Le cas du blé est caractéristique des options qui ont été prises, pour des raisons diverses liées à la situation des couches démunies, la sensibilité du produit et l’approche des différentes élections. L’effort du gouvernement de s’engager à combler le gap entre la tonne de blé à 325 euros et le cours mondial semble montrer ses limites, parce qu’insoutenable pour les finances publiques, d’autant plus que ces décisions s’accompagnaient de l’abandon des droits de porte et de la Tva sur les importations de blé. Les meuniers n’en peuvent plus d’attendre des compensations qui ne sont pas payées à bonne date et la note finale risque d’être encore plus insupportable pour les finances publiques avec un prix de la tonne de blé qui a atteint 500 euros.

Les arriérés de compensation qui nous sont signalés, sauf erreur de notre part, sont de l’ordre de 15 milliards cfa pour le 2e trimestre 2022

Les arriérés de compensation qui nous sont signalés, sauf erreur de notre part, sont de l’ordre de 15 milliards cfa pour le 2e trimestre 2022 et le 3e trimestre en cours enregistre en stocks reçus et flottants de près de 23 milliards cfa. Ce n’est pas tenable et raisonnable de continuer à maintenir le sac de farine de blé à 19 800 cfa en plus de l’exonération provisoire de la tva. La circulaire relative à la mise en conformité des boulangeries devrait être soutenue avec plus de vigueur, en plus de mettre l’accent sur la consommation de nos céréales locales et leur adjonction dans la fabrication du pain. Cela suppose évidemment que l’on résorbe notre déficit de production de céréales malgré la disponibilité de terres arables en quantité suffisante. Une des solutions se trouve donc dans l’agriculture.

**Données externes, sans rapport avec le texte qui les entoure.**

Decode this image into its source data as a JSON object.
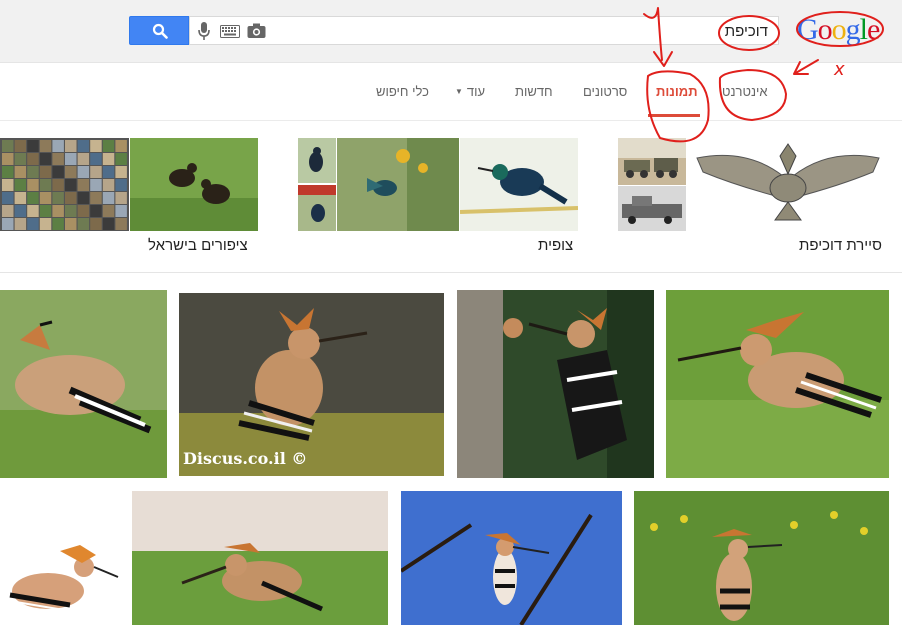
{
  "search": {
    "query": "דוכיפת"
  },
  "logo": {
    "letters": [
      "G",
      "o",
      "o",
      "g",
      "l",
      "e"
    ],
    "colors": [
      "#3369e8",
      "#d50f25",
      "#eeb211",
      "#3369e8",
      "#009925",
      "#d50f25"
    ]
  },
  "tabs": {
    "web": "אינטרנט",
    "images": "תמונות",
    "videos": "סרטונים",
    "news": "חדשות",
    "more": "עוד",
    "tools": "כלי חיפוש"
  },
  "related": {
    "group1": "סיירת דוכיפת",
    "group2": "צופית",
    "group3": "ציפורים בישראל"
  },
  "watermark": "Discus.co.il ©",
  "annotations": {
    "x_mark": "x"
  },
  "colors": {
    "accent": "#dd4b39",
    "search_blue": "#4285f4",
    "annotation_red": "#e0201c"
  }
}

A mon avis, il faut arrêter la fuite en avant et appliquer la vérité des prix sur le blé et sur le pain. Il faut surtout aussi sensibiliser et parler vrai en ce qui concerne nos habitudes de consommation et notre propension à vivre au-dessus de nos moyens, à commencer par l’Etat qui devrait revoir ses orientations d’allocations des ressources publiques en ces temps difficiles et dans une économie mondiale imprévisible.  Il est temps de s’asseoir pour réorienter notre économie avec nos contraintes internes qui sont les seules variables d’ajustement sur lesquelles nous avons un minimum de possibilités de prise de décision.